Folks like to compare 12C27 to 154CM, but I don’t think they’re so comparable: The latter has nearly twice as much carbon (1.05%), often more Chromium (14%) and 0.4% Vanadium. Its higher carbon content and greater carbide formation mean 154CM will provide a harder, sharper edge that sacrifices some toughness and resiliency. A 154CM blade can easily be hardened up to 58 to 62 HRC, with an average of 60 HRC.

Where 12C27 can perform as well in a fixed blade made for heavy striking and abuse, 154CM is an alloy intended for sharper, more delicate cuts in a smaller blade that yields greater edge retention. Think of kitchen cutlery, EDC knives, and smaller folding knives.

Who’s 12C27 For? Knife Recommendations

Like I mentioned, any 12C27 blade will be capable of functioning in a larger tactical knife or fixed blade. Sandvik designed this alloy for repeat use and abuse, with a focus on value and strength. That’s not to say you can’t hone a razor’s edge on a 12C27 blade, though — this alloy was originally made by Sandvik for use in straight razors, before they introduced 14C28N. That makes it well suited for EDC pocket knives and fishing knives without breaking your budget.

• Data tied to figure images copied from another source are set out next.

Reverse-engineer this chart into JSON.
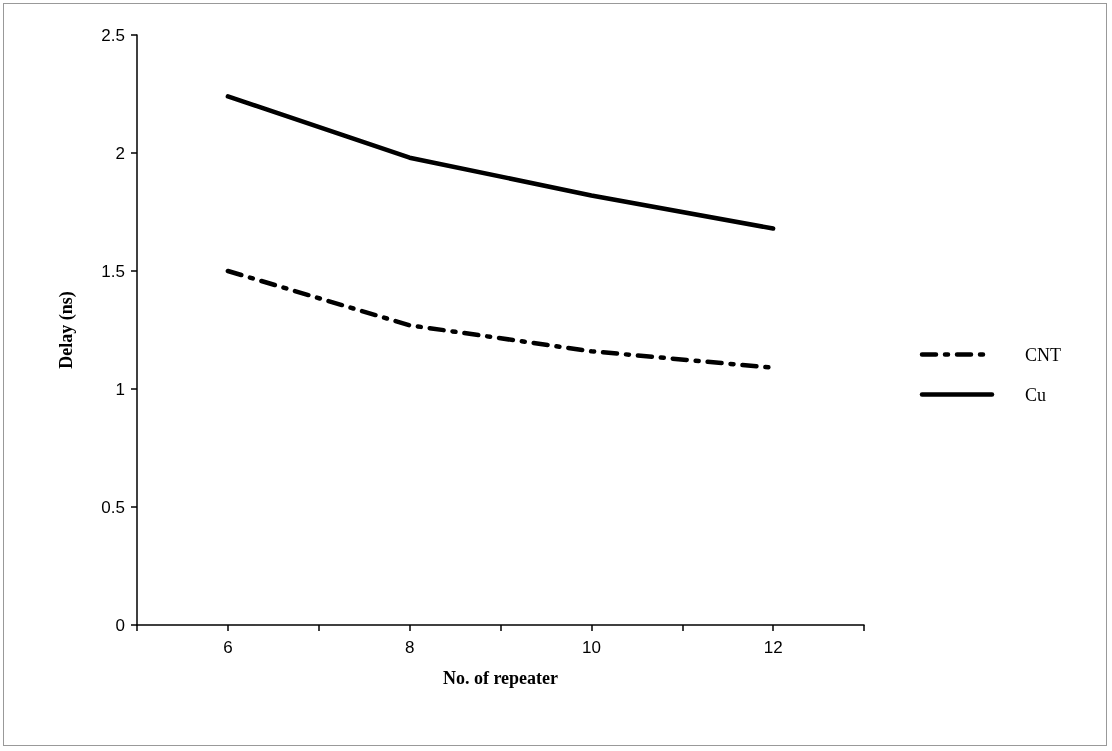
{
  "chart_data": {
    "type": "line",
    "xlabel": "No. of repeater",
    "ylabel": "Delay (ns)",
    "x": [
      6,
      8,
      10,
      12
    ],
    "series": [
      {
        "name": "CNT",
        "color": "#000000",
        "line_style": "dashed",
        "values": [
          1.5,
          1.27,
          1.16,
          1.09
        ]
      },
      {
        "name": "Cu",
        "color": "#000000",
        "line_style": "solid",
        "values": [
          2.24,
          1.98,
          1.82,
          1.68
        ]
      }
    ],
    "xlim": [
      5,
      13
    ],
    "xticks": [
      {
        "value": 5,
        "label": null
      },
      6,
      {
        "value": 7,
        "label": null
      },
      8,
      {
        "value": 9,
        "label": null
      },
      10,
      {
        "value": 11,
        "label": null
      },
      12,
      {
        "value": 13,
        "label": null
      }
    ],
    "ylim": [
      0,
      2.5
    ],
    "yticks": [
      0,
      0.5,
      1,
      1.5,
      2,
      2.5
    ],
    "grid": false,
    "legend": "right",
    "marker": "none"
  }
}
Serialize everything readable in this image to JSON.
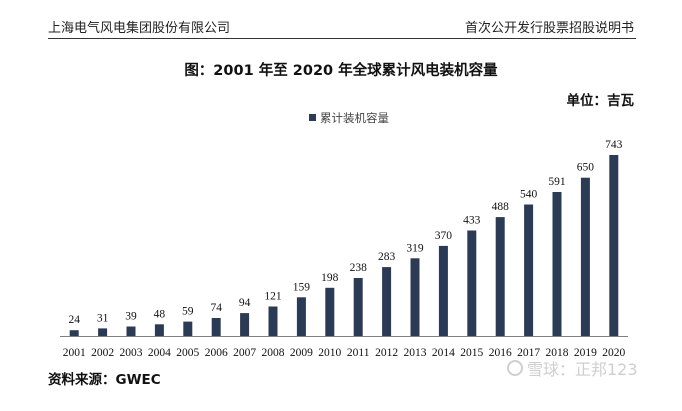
{
  "header": {
    "left": "上海电气风电集团股份有限公司",
    "right": "首次公开发行股票招股说明书"
  },
  "unit_label": "单位：吉瓦",
  "source": "资料来源：GWEC",
  "watermark": "雪球：正邦123",
  "colors": {
    "bar": "#2b3a55",
    "axis": "#7f7f7f"
  },
  "chart_data": {
    "type": "bar",
    "title": "图：2001 年至 2020 年全球累计风电装机容量",
    "categories": [
      "2001",
      "2002",
      "2003",
      "2004",
      "2005",
      "2006",
      "2007",
      "2008",
      "2009",
      "2010",
      "2011",
      "2012",
      "2013",
      "2014",
      "2015",
      "2016",
      "2017",
      "2018",
      "2019",
      "2020"
    ],
    "series": [
      {
        "name": "累计装机容量",
        "values": [
          24,
          31,
          39,
          48,
          59,
          74,
          94,
          121,
          159,
          198,
          238,
          283,
          319,
          370,
          433,
          488,
          540,
          591,
          650,
          743
        ]
      }
    ],
    "data_labels": true,
    "legend_position": "top-left",
    "grid": false,
    "ylim": [
      0,
      743
    ]
  }
}
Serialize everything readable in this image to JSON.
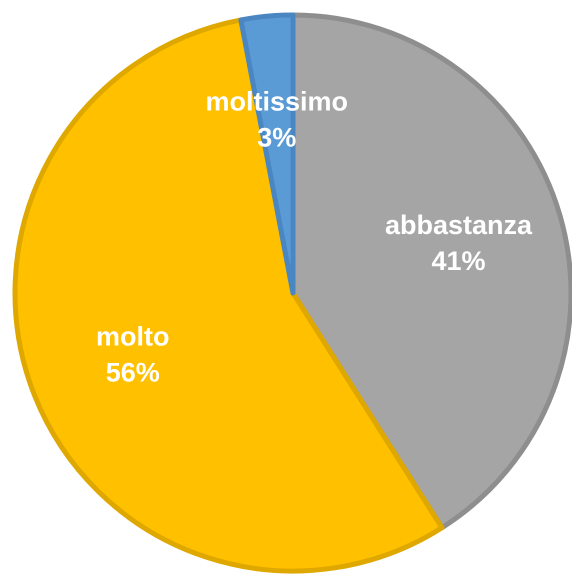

Bear & Son 12″ Gold Rush Bowie

I enjoy my Bear & Sons Bowie quite a lot. It’s a beautiful clip point blade inspired by the O.G. Bowie knife, and its gold guard and Cocobola handle fitted with brass pins looks classy as Hell. It holds a good edge in the backcountry, where thick rope and firewood often need cutting and batoning.

Morakniv Kansbol Fixed Blade

Morakniv, a Swedish knife company, relies on this steel to make their highly regarded Kansbol Fixed Blade. It’s a sweet little tactical knife measuring about 9″. It sports a rubberized polymer handle and durable Scandi grind on its 12C27 blade.

CKRT “Ken Onion” Stylus Pen Knife

This slick pen knife is one of the nicest EDC blades I’ve come across in awhile, and it’s priced well at $70. A subtle flat grind and drop point make up the spring-assisted 12C27 flipper blade. A spiny aluminum handle with a sweet, Salmon-colored anodized finish and polished stainless belt clip provide grip and stowage. Knife maker Ken Onion was inducted into the Blade Magazine Hall of Fame back in 2008 — he’s the youngest ever inductee — so it’s little surprise his budget-friendly Stylus pocket knife looks so damn good.

(I can’t recommend the CJRB Ria)

In my review of the CJRB Ria, I point out why I just don’t think it’s worth the $35 to $55 price range. Its 12C27 blade was apparently not heat-treated or ground properly, as it performed relatively poorly during testing. It still makes a decent box cutter and around-the-house knife that I occasionally grab from the kitchen junk drawer, but there’s a better options (see above) if you want a small 12C27-bladed folder with some style.